TEMPO.CO, Jakarta - Pemerintah mencanangkan program listrik 35 ribu megawatt guna memenuhi kebutuhan listrik, terutama di luar Jawa. Namun sebagian besar perusahaan listrik swasta (independent power producer) justru ingin membangun di Jawa. Sikap ini dikritik Direktur Utama PT PLN (Persero) Sofyan Basir.
"Kalau di Jawa, listrik sudah cukup, jaringannya sudah ada. Jadi dia maunya apa, ngambil rente yang lebih besar aja, kan?" kata Sofyan di Hotel Dharmawangsa, Jakarta, Kamis, 25 Februari 2016.
Sofyan menjelaskan, pembangkit listrik di Jawa sudah tidak terlalu dibutuhkan.
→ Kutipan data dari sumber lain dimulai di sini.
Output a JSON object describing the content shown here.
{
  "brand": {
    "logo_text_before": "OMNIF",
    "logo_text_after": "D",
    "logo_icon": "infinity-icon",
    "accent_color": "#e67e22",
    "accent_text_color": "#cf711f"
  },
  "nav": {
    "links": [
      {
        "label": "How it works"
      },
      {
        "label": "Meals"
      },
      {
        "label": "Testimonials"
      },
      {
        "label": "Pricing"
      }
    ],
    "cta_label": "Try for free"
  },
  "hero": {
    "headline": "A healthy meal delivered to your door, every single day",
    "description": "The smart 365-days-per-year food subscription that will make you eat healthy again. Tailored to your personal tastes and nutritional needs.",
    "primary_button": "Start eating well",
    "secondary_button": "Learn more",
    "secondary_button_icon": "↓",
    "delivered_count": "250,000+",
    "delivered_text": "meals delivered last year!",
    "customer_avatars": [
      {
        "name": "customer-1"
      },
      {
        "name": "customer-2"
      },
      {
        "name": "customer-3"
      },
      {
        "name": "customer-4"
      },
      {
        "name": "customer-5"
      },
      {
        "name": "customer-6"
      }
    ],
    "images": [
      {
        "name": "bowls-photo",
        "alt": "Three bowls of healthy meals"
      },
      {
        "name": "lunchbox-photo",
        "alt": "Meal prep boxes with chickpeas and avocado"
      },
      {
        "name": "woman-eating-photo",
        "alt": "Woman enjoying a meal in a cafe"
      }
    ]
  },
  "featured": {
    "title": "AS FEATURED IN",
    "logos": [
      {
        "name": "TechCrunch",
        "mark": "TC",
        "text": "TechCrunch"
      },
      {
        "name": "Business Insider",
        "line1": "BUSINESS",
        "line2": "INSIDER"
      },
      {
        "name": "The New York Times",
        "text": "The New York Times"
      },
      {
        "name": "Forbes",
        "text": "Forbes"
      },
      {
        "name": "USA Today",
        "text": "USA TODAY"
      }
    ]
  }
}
Daya listriknya sudah mencapai 140 persen. Kebutuhan listrik paling mendesak, ucap dia, justru di luar Jawa, seperti Papua dan Sulawesi. Jadi, jika ada perusahaan listrik swasta ingin berkontribusi di proyek listrik 35 ribu MW, seharusnya mereka membangun di daerah-daerah defisit listrik dan daerah-daerah terisolasi.
Kenyataannya, sebagian besar perusahaan listrik swasta justru ingin di Jawa. "Sebesar 70 persen maunya bangun di Jawa. PLN maunya dibangun di luar Jawa, yang masih enggak ada listrik," ujarnya.
Dia menduga keinginan membangun pembangkit di Jawa hanya semata-mata mengejar keuntungan, bukan untuk memenuhi kebutuhan masyarakat. Sebab, di Jawa, harga listrik swasta bakal dibayar PLN seharga US$ 12 sen per KWh. Alasan lain, infrastruktur di Jawa sudah relatif lebih baik dibanding di wilayah lain.
Dia mencontohkan, ada perusahaan swasta yang ingin membangun pembangkit listrik tenaga minihidro di Sukabumi, Jawa Barat. Padahal, di dekat pembangkit itu, sudah ada pembangkit listrik dengan harga US$ 7 sen per KWh. "Ada PLTMH 12 sen mau dibangun. Maksudnya apa sih bangun di situ? Buat tambahan biaya masyarakat atau apa?" tutur Sofyan.
Sofyan mengingatkan, jika pembangkit listrik di Jawa dibangun besar-besaran hingga 70 ribu MW, tak mungkin PLN bisa mensubsidi. "Sekarang kami mau menyelesaikan masalah masyarakat atau pengusaha yang agak greedy?" katanya.